While attending 2019 Simeon Trust Workshop in Indianapolis, I was struck by the practical value of literary context. Knowing the “melodic line,” the central theme(s) of an entire book, often sheds light on individual pericopes; seeing the forest enhances knowledge of each tree.

Take the Gospel according to Mark. What is the central message that runs through the book? Strategies can help us discern this melodic line, but each requires attentive pre-reading. If I begin reading a biblical book the week of my first sermon in that book, I’m behind schedule. But if I have a pretty good idea of the book’s central theme, I’m less likely to chase intriguing details of a given passage that may lead me astray. If those details bear no relation to the central message of the book, they are not likely the main focus of a passage.

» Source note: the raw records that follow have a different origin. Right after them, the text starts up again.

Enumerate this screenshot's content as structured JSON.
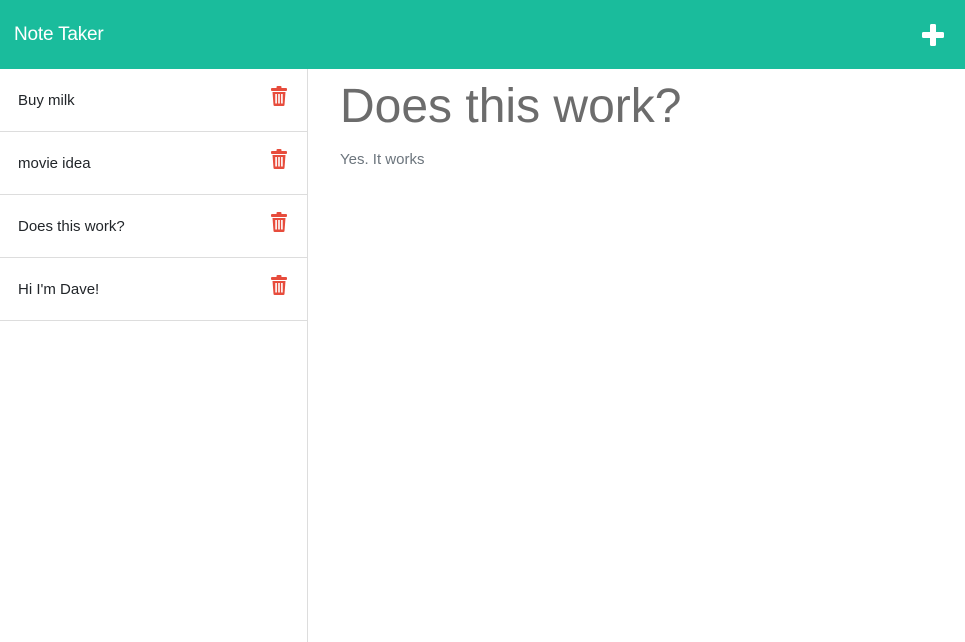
{
  "header": {
    "title": "Note Taker",
    "new_note_icon": "plus-icon"
  },
  "notes": [
    {
      "title": "Buy milk",
      "icon": "trash-icon"
    },
    {
      "title": "movie idea",
      "icon": "trash-icon"
    },
    {
      "title": "Does this work?",
      "icon": "trash-icon"
    },
    {
      "title": "Hi I'm Dave!",
      "icon": "trash-icon"
    }
  ],
  "active_note": {
    "title": "Does this work?",
    "text": "Yes. It works"
  },
  "colors": {
    "brand": "#1abc9c",
    "danger": "#e74c3c"
  }
}
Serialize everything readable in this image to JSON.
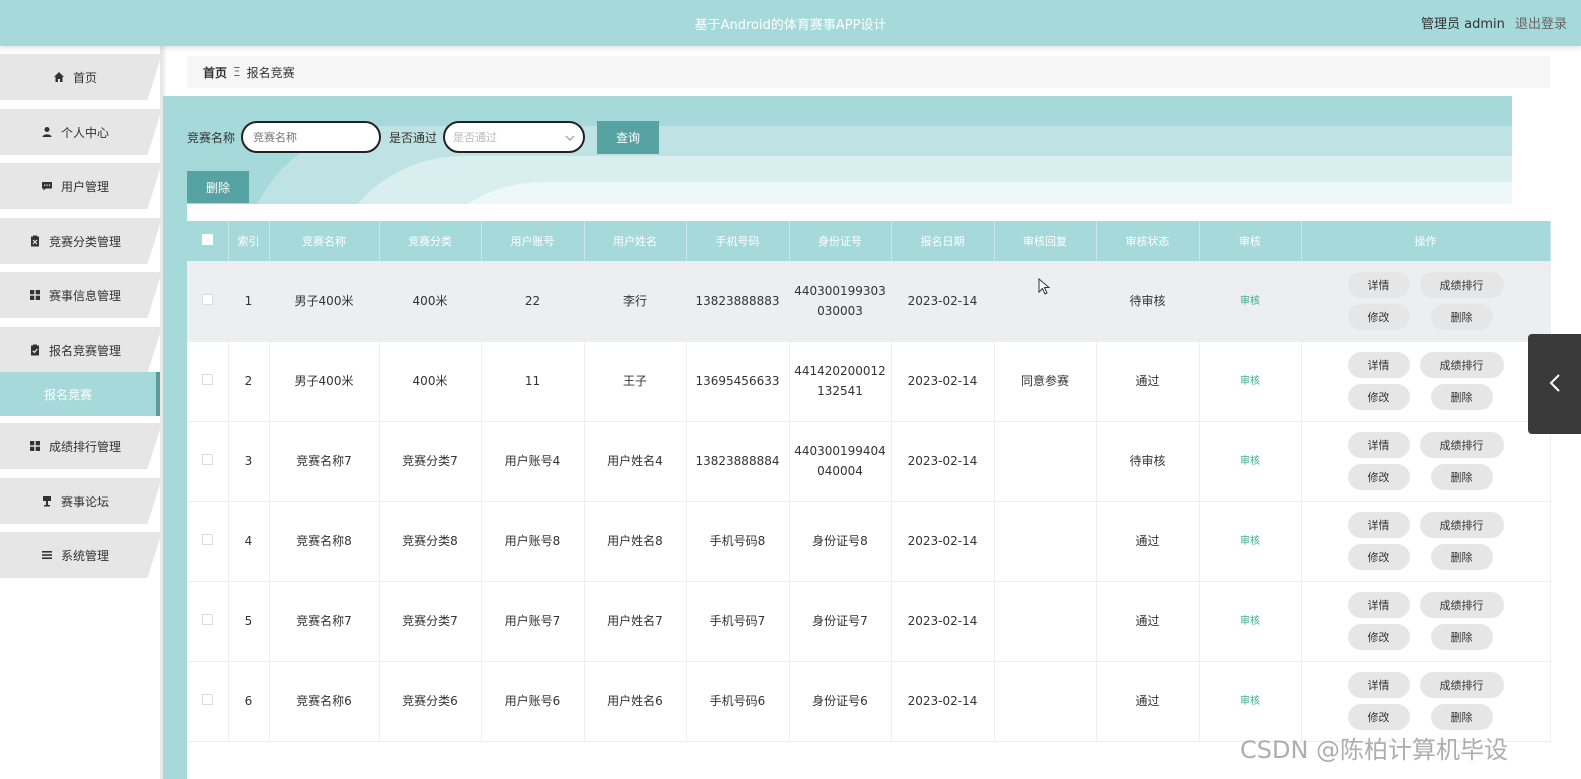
{
  "header": {
    "title": "基于Android的体育赛事APP设计",
    "role_user": "管理员 admin",
    "logout": "退出登录"
  },
  "sidebar": {
    "items": [
      {
        "label": "首页",
        "icon": "home-icon"
      },
      {
        "label": "个人中心",
        "icon": "user-icon"
      },
      {
        "label": "用户管理",
        "icon": "chat-icon"
      },
      {
        "label": "竞赛分类管理",
        "icon": "clipboard-x-icon"
      },
      {
        "label": "赛事信息管理",
        "icon": "grid-icon"
      },
      {
        "label": "报名竞赛管理",
        "icon": "clipboard-check-icon"
      },
      {
        "label": "成绩排行管理",
        "icon": "grid-icon"
      },
      {
        "label": "赛事论坛",
        "icon": "podium-icon"
      },
      {
        "label": "系统管理",
        "icon": "menu-icon"
      }
    ],
    "active_sub": "报名竞赛"
  },
  "breadcrumb": {
    "home": "首页",
    "sep": "Ξ",
    "current": "报名竞赛"
  },
  "search": {
    "name_label": "竞赛名称",
    "name_placeholder": "竞赛名称",
    "pass_label": "是否通过",
    "pass_placeholder": "是否通过",
    "query_button": "查询",
    "delete_button": "删除"
  },
  "table": {
    "columns": [
      "索引",
      "竞赛名称",
      "竞赛分类",
      "用户账号",
      "用户姓名",
      "手机号码",
      "身份证号",
      "报名日期",
      "审核回复",
      "审核状态",
      "审核",
      "操作"
    ],
    "rows": [
      {
        "index": "1",
        "name": "男子400米",
        "category": "400米",
        "account": "22",
        "username": "李行",
        "phone": "13823888883",
        "id_card": "440300199303\n030003",
        "date": "2023-02-14",
        "reply": "",
        "status": "待审核",
        "audit": "审核"
      },
      {
        "index": "2",
        "name": "男子400米",
        "category": "400米",
        "account": "11",
        "username": "王子",
        "phone": "13695456633",
        "id_card": "441420200012\n132541",
        "date": "2023-02-14",
        "reply": "同意参赛",
        "status": "通过",
        "audit": "审核"
      },
      {
        "index": "3",
        "name": "竞赛名称7",
        "category": "竞赛分类7",
        "account": "用户账号4",
        "username": "用户姓名4",
        "phone": "13823888884",
        "id_card": "440300199404\n040004",
        "date": "2023-02-14",
        "reply": "",
        "status": "待审核",
        "audit": "审核"
      },
      {
        "index": "4",
        "name": "竞赛名称8",
        "category": "竞赛分类8",
        "account": "用户账号8",
        "username": "用户姓名8",
        "phone": "手机号码8",
        "id_card": "身份证号8",
        "date": "2023-02-14",
        "reply": "",
        "status": "通过",
        "audit": "审核"
      },
      {
        "index": "5",
        "name": "竞赛名称7",
        "category": "竞赛分类7",
        "account": "用户账号7",
        "username": "用户姓名7",
        "phone": "手机号码7",
        "id_card": "身份证号7",
        "date": "2023-02-14",
        "reply": "",
        "status": "通过",
        "audit": "审核"
      },
      {
        "index": "6",
        "name": "竞赛名称6",
        "category": "竞赛分类6",
        "account": "用户账号6",
        "username": "用户姓名6",
        "phone": "手机号码6",
        "id_card": "身份证号6",
        "date": "2023-02-14",
        "reply": "",
        "status": "通过",
        "audit": "审核"
      }
    ],
    "ops": {
      "detail": "详情",
      "ranking": "成绩排行",
      "edit": "修改",
      "delete": "删除"
    }
  },
  "watermark": "CSDN @陈柏计算机毕设",
  "colors": {
    "header": "#a6d9da",
    "button": "#57a2a2",
    "sidebar_item": "#e6e6e6"
  }
}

Two brief examples. In the story of the paralytic (Mark 2:1–11) several intriguing components are potential sermon fodder. Do I preach about friendship and loyalty? Or do I focus on faith? Or maybe the need for dogged determination to get to Jesus?

Each may be worthy of some consideration. But if I’m largely correct about the melodic line of Mark––that it focuses on who Jesus is (especially 1:1–8:30) and what it means to follow him (after Peter’s confession and the turn to Jerusalem, 8:31–16:8)––then I can more quickly spot the main idea of the story. It’s about Jesus’ identity. As the long-promised Son of God, he has divine authority to forgive sins.

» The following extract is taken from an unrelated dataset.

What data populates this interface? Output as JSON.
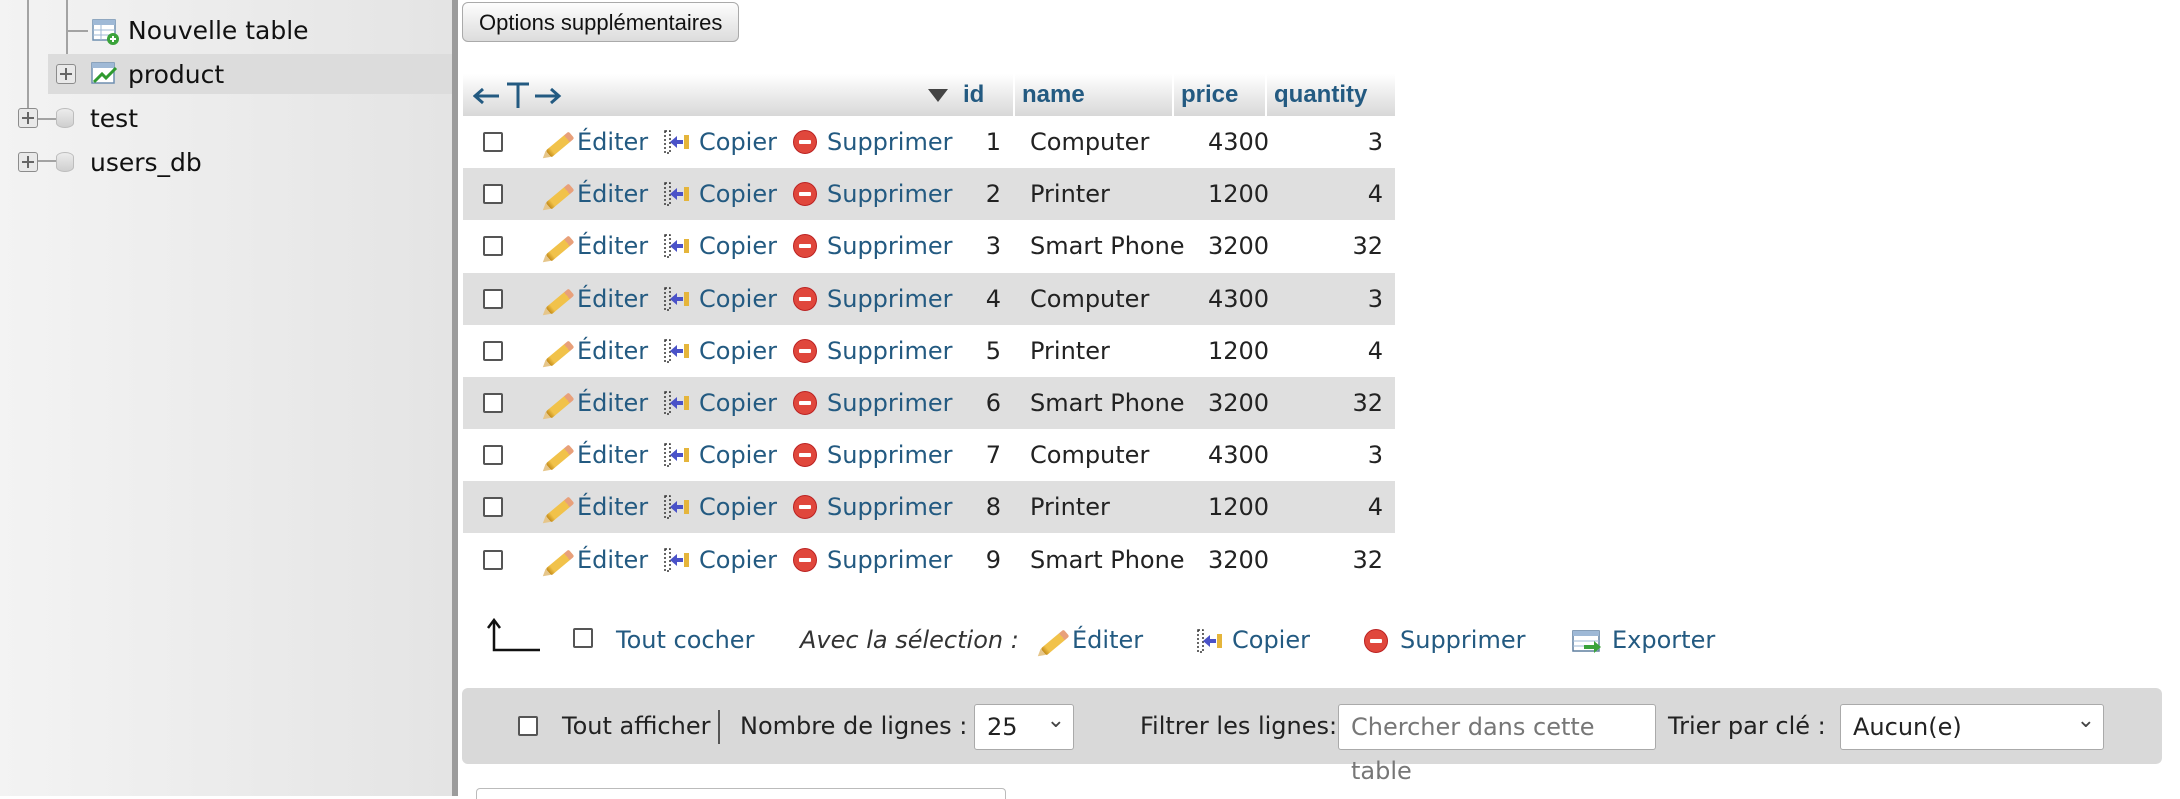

Let’s pick something more obscure: the conversation coming down the Mount of Transfiguration (9:9–13). What’s the focus? Resurrection? The disciples’ confusion? The enigmatic “Elijah” to come?

I’ll have to wrestle with all of the above. But the melodic line helps steer me to a big idea: Following Jesus means suffering with him. The glory on the mountain was real, but it remains veiled for now. Resurrection glory is coming, but not yet.

More questions remain, but I’ve got a start. The surrounding context confirms this discipleship focus. In this life, following Jesus means dying to self (8:34–9:1). Following Jesus is eternally worth it, but we can still face faithlessness, helplessness, and frustration (9:14–29).

Discerning the melodic line helps me preach better; it also helps my people listen well. In my first sermon in the series, I can give them a heads up: “As we move through Mark, keep these questions in mind: What does this passage say about who Jesus is and what it means to follow him?” The melodic line helps them see familiar narratives not as isolated stories but as events purposefully chosen to serve Mark’s broader narrative. Seeing the forest helps us glean more from each tree.